One of the things that destroyed our university system is the World Bank Structural Adjustment Programme, and the crisis of governance in Nigerian Universities. Their interference in our system is the major cause of these problems that we have today. Nigeria was running well when we were looking inwards and solving our problems. Somewhere along the line, we brought in this so-called World Bank and they came here and confused many of us that today, you have a federal government of Nigeria that could not look inwards among its lecturers who are very intelligent to develop a modem for paying salaries of its workers. They have to go and beg the World Bank to plan a programme for them to pay salaries. The World Bank negotiated and brought a programme to the government and converted that money to debts. Today, we are all paying the price. The country is paying the price. I refer you to the Auditor General’s report of 2019 and see the debt we owe. Two, they (World Bank) came here and said the Nigerian government should not put emphasis on tertiary education, that they should pursue primary and secondary, the Governor of Ebonyi State said he is not interested in university, that his interest is in primary and secondary. They are buying that ideology. And why are they doing it? Once you deemphasize the tertiary at the highest level, they will bring their people for you. As we have it today, if Nigeria wants to construct a road, it has to be done by a foreign company with some prisoners in China.

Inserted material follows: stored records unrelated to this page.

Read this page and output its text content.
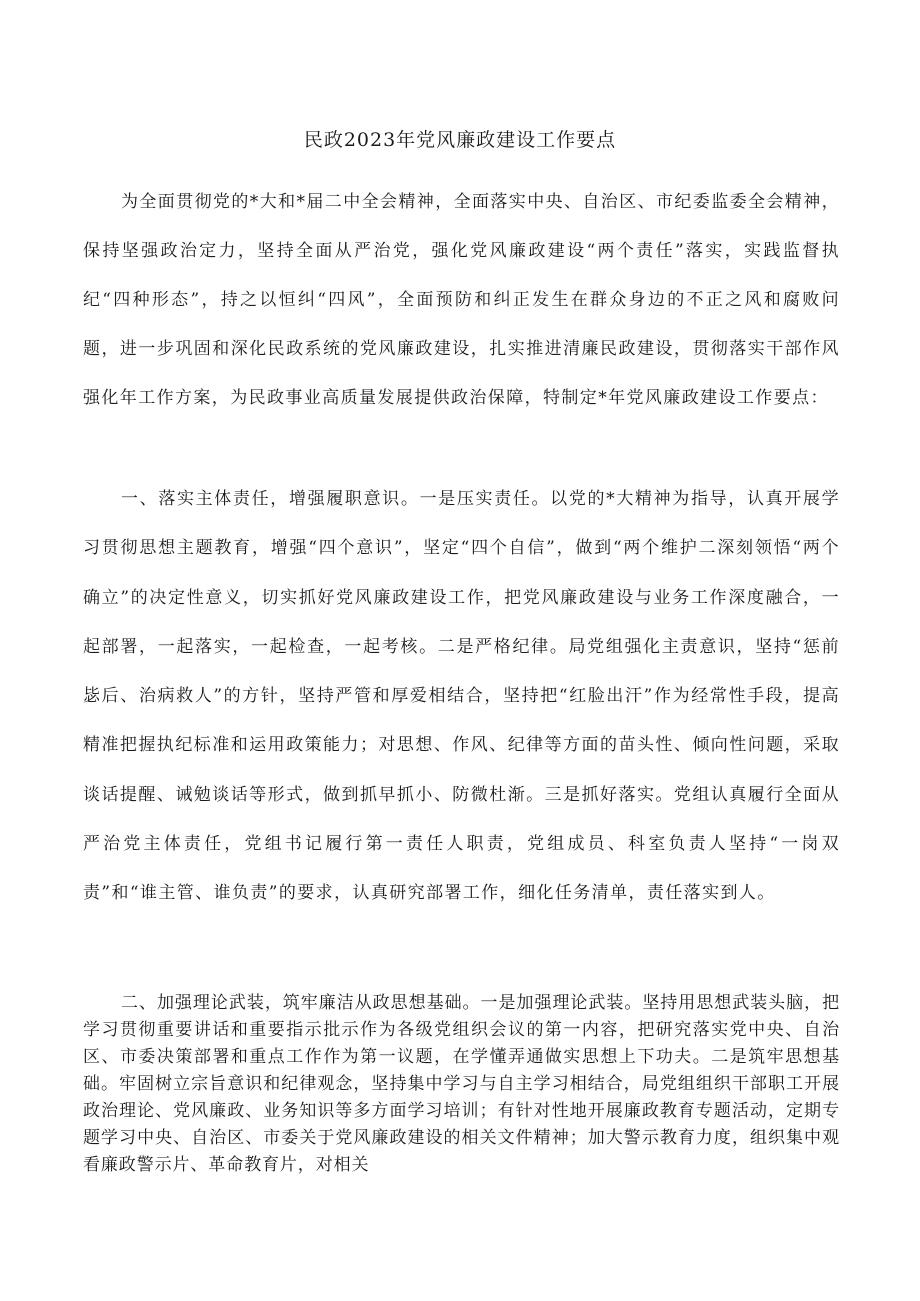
民政2023年党风廉政建设工作要点

为全面贯彻党的*大和*届二中全会精神，全面落实中央、自治区、市纪委监委全会精神，保持坚强政治定力，坚持全面从严治党，强化党风廉政建设“两个责任”落实，实践监督执纪“四种形态”，持之以恒纠“四风”，全面预防和纠正发生在群众身边的不正之风和腐败问题，进一步巩固和深化民政系统的党风廉政建设，扎实推进清廉民政建设，贯彻落实干部作风强化年工作方案，为民政事业高质量发展提供政治保障，特制定*年党风廉政建设工作要点：

一、落实主体责任，增强履职意识。一是压实责任。以党的*大精神为指导，认真开展学习贯彻思想主题教育，增强“四个意识”，坚定“四个自信”，做到“两个维护二深刻领悟“两个确立”的决定性意义，切实抓好党风廉政建设工作，把党风廉政建设与业务工作深度融合，一起部署，一起落实，一起检查，一起考核。二是严格纪律。局党组强化主责意识，坚持“惩前毖后、治病救人”的方针，坚持严管和厚爱相结合，坚持把“红脸出汗”作为经常性手段，提高精准把握执纪标准和运用政策能力；对思想、作风、纪律等方面的苗头性、倾向性问题，采取谈话提醒、诫勉谈话等形式，做到抓早抓小、防微杜渐。三是抓好落实。党组认真履行全面从严治党主体责任，党组书记履行第一责任人职责，党组成员、科室负责人坚持“一岗双责”和“谁主管、谁负责”的要求，认真研究部署工作，细化任务清单，责任落实到人。

二、加强理论武装，筑牢廉洁从政思想基础。一是加强理论武装。坚持用思想武装头脑，把学习贯彻重要讲话和重要指示批示作为各级党组织会议的第一内容，把研究落实党中央、自治区、市委决策部署和重点工作作为第一议题，在学懂弄通做实思想上下功夫。二是筑牢思想基础。牢固树立宗旨意识和纪律观念，坚持集中学习与自主学习相结合，局党组组织干部职工开展政治理论、党风廉政、业务知识等多方面学习培训；有针对性地开展廉政教育专题活动，定期专题学习中央、自治区、市委关于党风廉政建设的相关文件精神；加大警示教育力度，组织集中观看廉政警示片、革命教育片，对相关
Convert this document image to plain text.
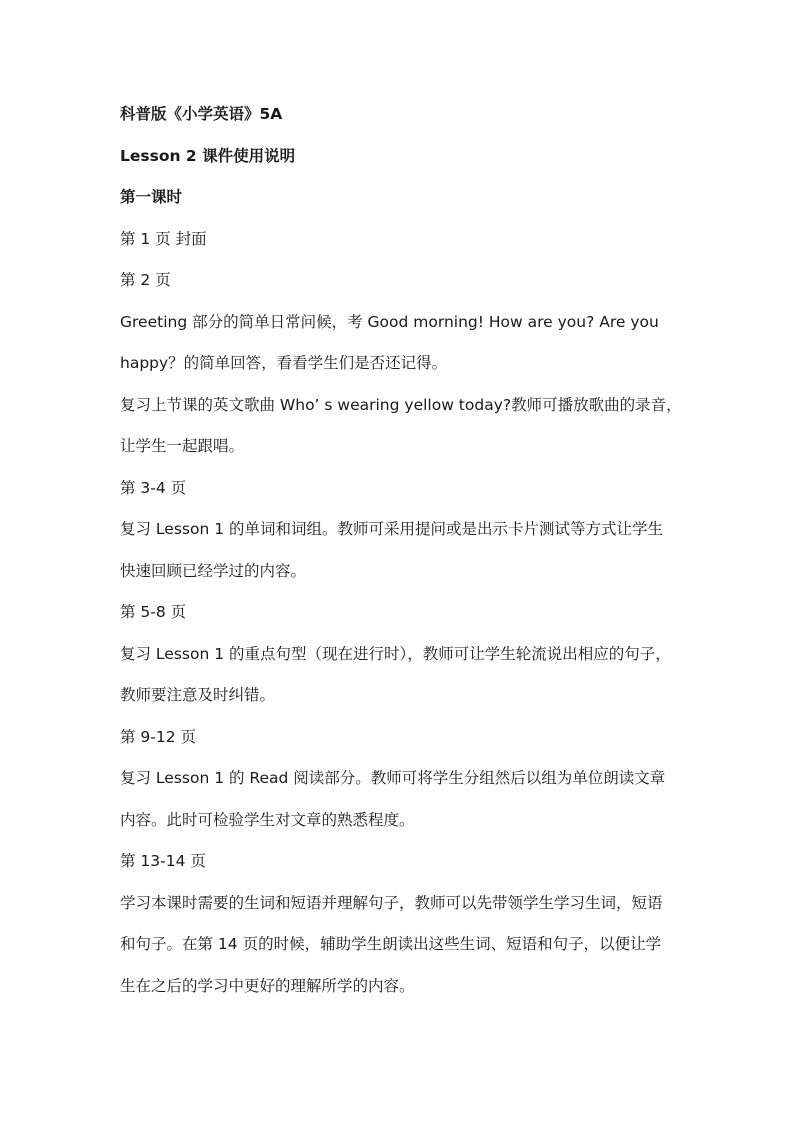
科普版《小学英语》5A

Lesson 2 课件使用说明

第一课时

第 1 页 封面

第 2 页

Greeting 部分的简单日常问候，考 Good morning! How are you? Are you

happy？的简单回答，看看学生们是否还记得。

复习上节课的英文歌曲 Who’ s wearing yellow today?教师可播放歌曲的录音，

让学生一起跟唱。

第 3-4 页

复习 Lesson 1 的单词和词组。教师可采用提问或是出示卡片测试等方式让学生

快速回顾已经学过的内容。

第 5-8 页

复习 Lesson 1 的重点句型（现在进行时），教师可让学生轮流说出相应的句子，

教师要注意及时纠错。

第 9-12 页

复习 Lesson 1 的 Read 阅读部分。教师可将学生分组然后以组为单位朗读文章

内容。此时可检验学生对文章的熟悉程度。

第 13-14 页

学习本课时需要的生词和短语并理解句子，教师可以先带领学生学习生词，短语

和句子。在第 14 页的时候，辅助学生朗读出这些生词、短语和句子，以便让学

生在之后的学习中更好的理解所学的内容。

ASUU started in 1979 and ever since, we have paid debts. One of our presidents, Atahiru Jega would have died in an accident if not for God’s intervention. We have done several negotiations with the government for them to reposition our university system but the government refused. Our people have been arrested and imprisoned. As of today, a Professor in Nigeria earns between $400 and $600 a month. Which lecturer will come from outside to earn that? That’s our tragedy! That’s why they (foreign lecturers) are not coming. We negotiated this thing in 2009 and by 2022, the government is still insisting on that. The effect is that our colleagues are leaving in droves.

What’s the way forward?

ASUU has done its own and we have challenged the parents and students that any day they take over this struggle, we will go back to the classrooms and we will struggle no more. In the 70s, remember ‘Ali Must Go’ was done by the students; but now, you see a Student Union leader driving three Prados, SUG 01, SUG 02, SUG 03 and wearing very fine suits. Thank God the parents are beginning to understand us. When parents and students take over this struggle, we will go back to the classroom. It’s vital to make it very clear that neither I nor ASUU are meddlesome interlopers in the state university business in Nigeria. As of today, out of the 2, 168, 18 students in Nigeria University system, 1, 474, which is 60 percent of students are in Federal Universities, 26 percent are in the State Universities, and 5 percent or less are in the private universities. Based on this, we can classify our state universities into three generations. The first is the first generation universities, those established between 1979 and 1999, and the third one which I classified as constituency project universities which were mainly established just for the ego of the governors and nothing else. Some of these universities will be closed down as soon as the governor exits office. Today, all these categories of universities including the first, second and third generations have been reduced to constituency projects because those governors have completely abandoned the funding of these universities. There has to be a paradigm shift by the federal government and state governors placing education as number one priority.